GroceryMod <-lm(formula= grocery~TrumpPercent, data=TrumpandMobility)
export_summs(GroceryMod)
Model 1
(Intercept) -35.08 ***
(4.98)   
TrumpPercent 31.53 *  
(9.18)   
N 7       
R2 0.70    
*** p < 0.001; ** p < 0.01; * p < 0.05. 
WorkplaceMod <-lm(formula= workplace~TrumpPercent, data=TrumpandMobility)
export_summs(WorkplaceMod)
Model 1
(Intercept) -47.47 ***
(4.29)   
TrumpPercent 22.05 *  
(6.96)   
N 9       
R2 0.59    
*** p < 0.001; ** p < 0.01; * p < 0.05.

Workplace Mobility

This model predicts the workplace mobility percentage change based on the Trump percentage variable.

Based on this model, for every one unit increase in the Trump percentage variable, there is a 22.05 unit increase in the grocery and pharmacy mobility percentage change from baseline.

This slope parameter (22.05) is slightly significant (at a 0.05 level), therefore this model is somewhat trustworthy.

Conclusion

Like in a lot of analyses, there is no blanket conclusion that was reached during this investigation. There are no absolutes espically with data this new but this analysis showed some interesting results.

Overall, when looking at the 5 counties in PA with the highest percent of Trump voters in the 2016 elections compared to the 5 counties with the lowest percent of Trump voters, there seems to be some connection to adherence of stay at home orders. Workplace mobility showed the greatest connection, grocery and pharmacy mobility had some connection but it was not clear across the board, and finally transit mobility showed very little connection.

When looking at linear models, all of the models connecting Trump voters to mobility had a postive slope which supports my intial hypothesis. However, only two of these slopes are statistically significant and at a slight level. This means that although all the slopes are postive, the models cannot be considered significantly accurate in predicting the relationship.

Some limitations of this study are that I only looked at Pennsylvania and I only considered one date in the mobility data. For a larger scale analysis I would look at multiple states and pull data from multiple dates on the mobility reports.

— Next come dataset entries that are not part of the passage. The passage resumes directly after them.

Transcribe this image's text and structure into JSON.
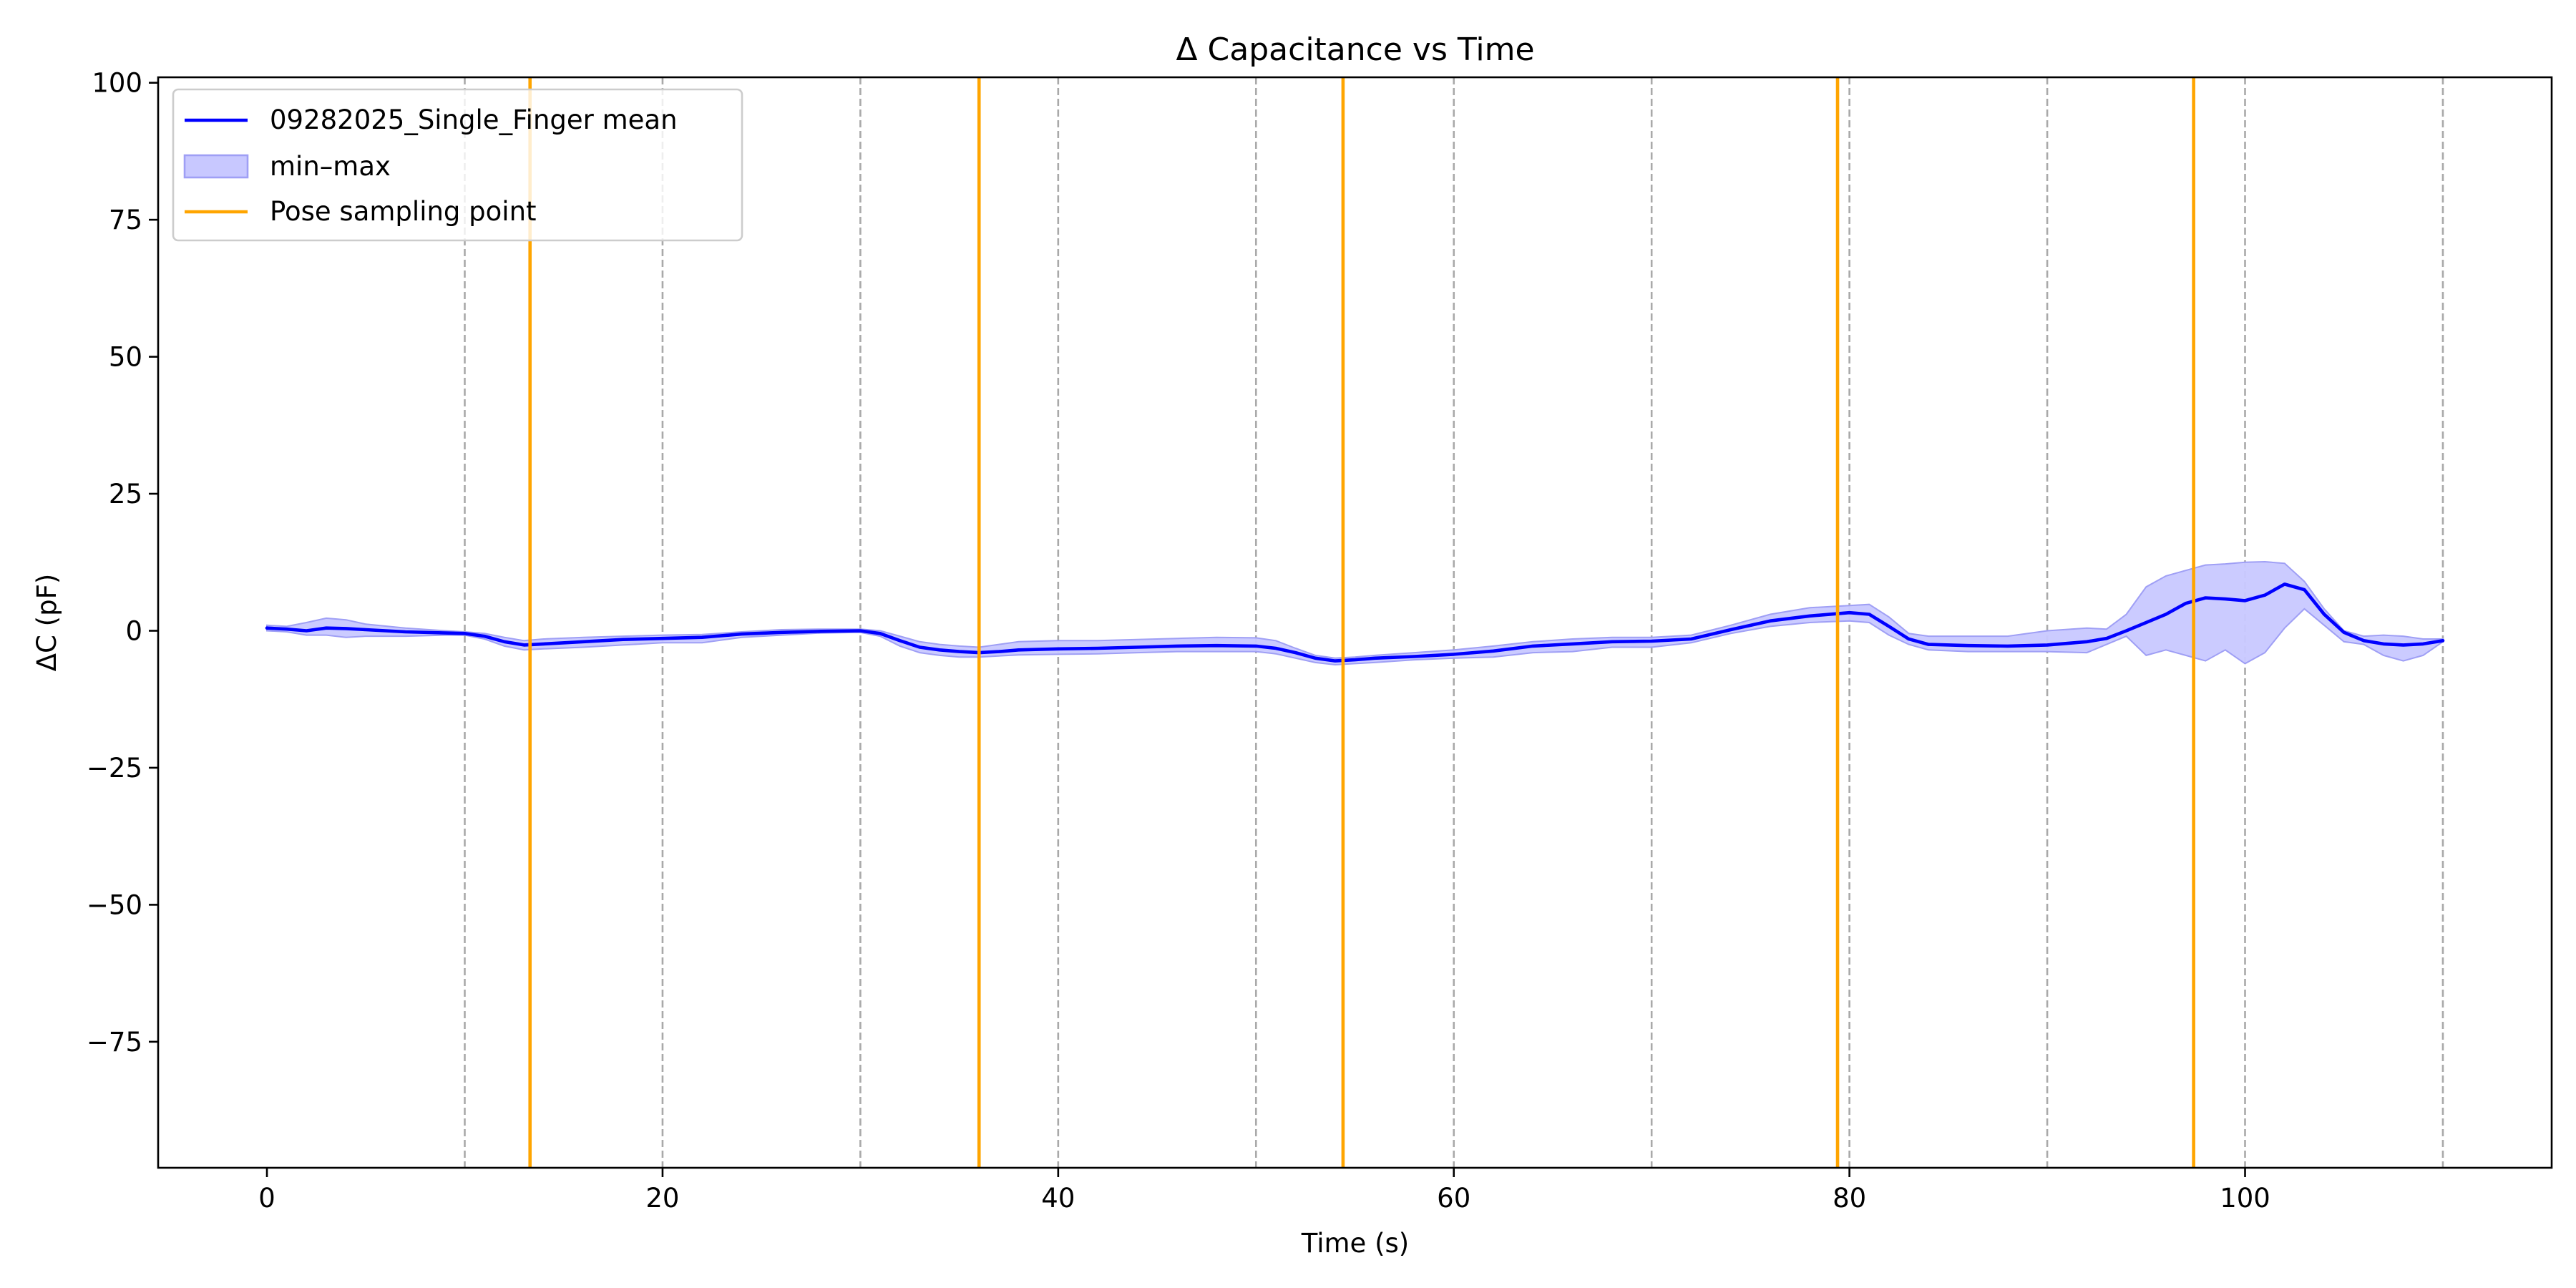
{
  "chart_data": {
    "type": "line",
    "title": "Δ Capacitance vs Time",
    "xlabel": "Time (s)",
    "ylabel": "ΔC (pF)",
    "xlim": [
      -5.5,
      115.5
    ],
    "ylim": [
      -98,
      101
    ],
    "x_ticks": [
      0,
      20,
      40,
      60,
      80,
      100
    ],
    "y_ticks": [
      -75,
      -50,
      -25,
      0,
      25,
      50,
      75,
      100
    ],
    "grid": false,
    "legend_position": "top-left",
    "colors": {
      "mean": "#0000ff",
      "band_fill": "#c8c8ff",
      "band_edge": "#9f9ff5",
      "pose": "#ffa500",
      "segment": "#a9a9a9"
    },
    "segment_boundaries": [
      10,
      20,
      30,
      40,
      50,
      60,
      70,
      80,
      90,
      100,
      110
    ],
    "pose_sampling_points": [
      13.3,
      36,
      54.4,
      79.4,
      97.4
    ],
    "series": [
      {
        "name": "09282025_Single_Finger mean",
        "kind": "line",
        "x": [
          0,
          1,
          2,
          3,
          4,
          5,
          7,
          9,
          10,
          11,
          12,
          13,
          14,
          16,
          18,
          20,
          22,
          24,
          26,
          28,
          30,
          31,
          32,
          33,
          34,
          35,
          36,
          37,
          38,
          40,
          42,
          44,
          46,
          48,
          50,
          51,
          52,
          53,
          54,
          55,
          56,
          58,
          60,
          62,
          64,
          66,
          68,
          70,
          72,
          74,
          76,
          78,
          80,
          81,
          82,
          83,
          84,
          86,
          88,
          90,
          92,
          93,
          94,
          95,
          96,
          97,
          98,
          99,
          100,
          101,
          102,
          103,
          104,
          105,
          106,
          107,
          108,
          109,
          110
        ],
        "values": [
          0.5,
          0.3,
          0.0,
          0.5,
          0.4,
          0.2,
          -0.2,
          -0.4,
          -0.5,
          -1.0,
          -2.0,
          -2.6,
          -2.4,
          -2.0,
          -1.6,
          -1.4,
          -1.2,
          -0.6,
          -0.3,
          -0.1,
          0.0,
          -0.5,
          -1.8,
          -3.0,
          -3.5,
          -3.8,
          -4.0,
          -3.8,
          -3.5,
          -3.3,
          -3.2,
          -3.0,
          -2.8,
          -2.7,
          -2.8,
          -3.2,
          -4.0,
          -5.0,
          -5.5,
          -5.3,
          -5.0,
          -4.7,
          -4.3,
          -3.7,
          -2.8,
          -2.4,
          -2.0,
          -1.9,
          -1.5,
          0.2,
          1.8,
          2.7,
          3.3,
          3.0,
          0.8,
          -1.5,
          -2.5,
          -2.7,
          -2.8,
          -2.6,
          -2.0,
          -1.4,
          0.0,
          1.5,
          3.0,
          5.0,
          6.0,
          5.8,
          5.5,
          6.5,
          8.5,
          7.5,
          3.0,
          -0.3,
          -1.8,
          -2.4,
          -2.6,
          -2.4,
          -1.8
        ]
      },
      {
        "name": "min–max",
        "kind": "band",
        "x": [
          0,
          1,
          2,
          3,
          4,
          5,
          7,
          9,
          10,
          11,
          12,
          13,
          14,
          16,
          18,
          20,
          22,
          24,
          26,
          28,
          30,
          31,
          32,
          33,
          34,
          35,
          36,
          37,
          38,
          40,
          42,
          44,
          46,
          48,
          50,
          51,
          52,
          53,
          54,
          55,
          56,
          58,
          60,
          62,
          64,
          66,
          68,
          70,
          72,
          74,
          76,
          78,
          80,
          81,
          82,
          83,
          84,
          86,
          88,
          90,
          92,
          93,
          94,
          95,
          96,
          97,
          98,
          99,
          100,
          101,
          102,
          103,
          104,
          105,
          106,
          107,
          108,
          109,
          110
        ],
        "upper": [
          1.0,
          0.8,
          1.5,
          2.3,
          2.0,
          1.2,
          0.5,
          0.0,
          -0.2,
          -0.5,
          -1.2,
          -1.8,
          -1.5,
          -1.2,
          -1.0,
          -0.8,
          -0.7,
          -0.2,
          0.2,
          0.3,
          0.3,
          0.0,
          -1.0,
          -2.0,
          -2.5,
          -2.8,
          -3.0,
          -2.5,
          -2.0,
          -1.8,
          -1.8,
          -1.6,
          -1.4,
          -1.2,
          -1.3,
          -1.8,
          -3.2,
          -4.5,
          -5.0,
          -4.8,
          -4.5,
          -4.0,
          -3.5,
          -2.8,
          -2.0,
          -1.5,
          -1.2,
          -1.2,
          -0.8,
          1.0,
          3.0,
          4.2,
          4.6,
          4.8,
          2.5,
          -0.5,
          -1.0,
          -1.0,
          -1.0,
          0.0,
          0.5,
          0.3,
          3.0,
          8.0,
          10.0,
          11.0,
          12.0,
          12.2,
          12.5,
          12.6,
          12.3,
          9.0,
          4.0,
          0.0,
          -1.0,
          -0.8,
          -1.0,
          -1.5,
          -1.5
        ],
        "lower": [
          0.0,
          -0.2,
          -0.8,
          -0.8,
          -1.2,
          -1.0,
          -1.0,
          -0.8,
          -0.8,
          -1.5,
          -2.8,
          -3.5,
          -3.3,
          -3.0,
          -2.6,
          -2.2,
          -2.2,
          -1.2,
          -0.8,
          -0.4,
          -0.3,
          -1.0,
          -2.8,
          -4.0,
          -4.5,
          -4.8,
          -4.8,
          -4.6,
          -4.4,
          -4.3,
          -4.2,
          -4.0,
          -3.8,
          -3.8,
          -3.8,
          -4.2,
          -5.0,
          -5.8,
          -6.2,
          -6.0,
          -5.8,
          -5.3,
          -5.0,
          -4.8,
          -4.0,
          -3.8,
          -3.0,
          -3.0,
          -2.2,
          -0.5,
          0.8,
          1.5,
          1.8,
          1.5,
          -0.8,
          -2.5,
          -3.5,
          -3.8,
          -3.8,
          -3.8,
          -4.0,
          -2.5,
          -1.0,
          -4.5,
          -3.5,
          -4.5,
          -5.5,
          -3.5,
          -6.0,
          -4.0,
          0.5,
          4.0,
          1.0,
          -2.0,
          -2.5,
          -4.5,
          -5.5,
          -4.5,
          -2.0
        ]
      },
      {
        "name": "Pose sampling point",
        "kind": "vline"
      }
    ]
  }
}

I purposefully chose Pennsylvania and April 16th for reasons stated above however for a more robust study that could possibly produce clearer results, it would be interesting to look at a wider variety of these variables.

My final conclusion would be that there is some connection between Trump support in an area and the adherence to stay at home orders but the scale and significance of that connection is very unclear.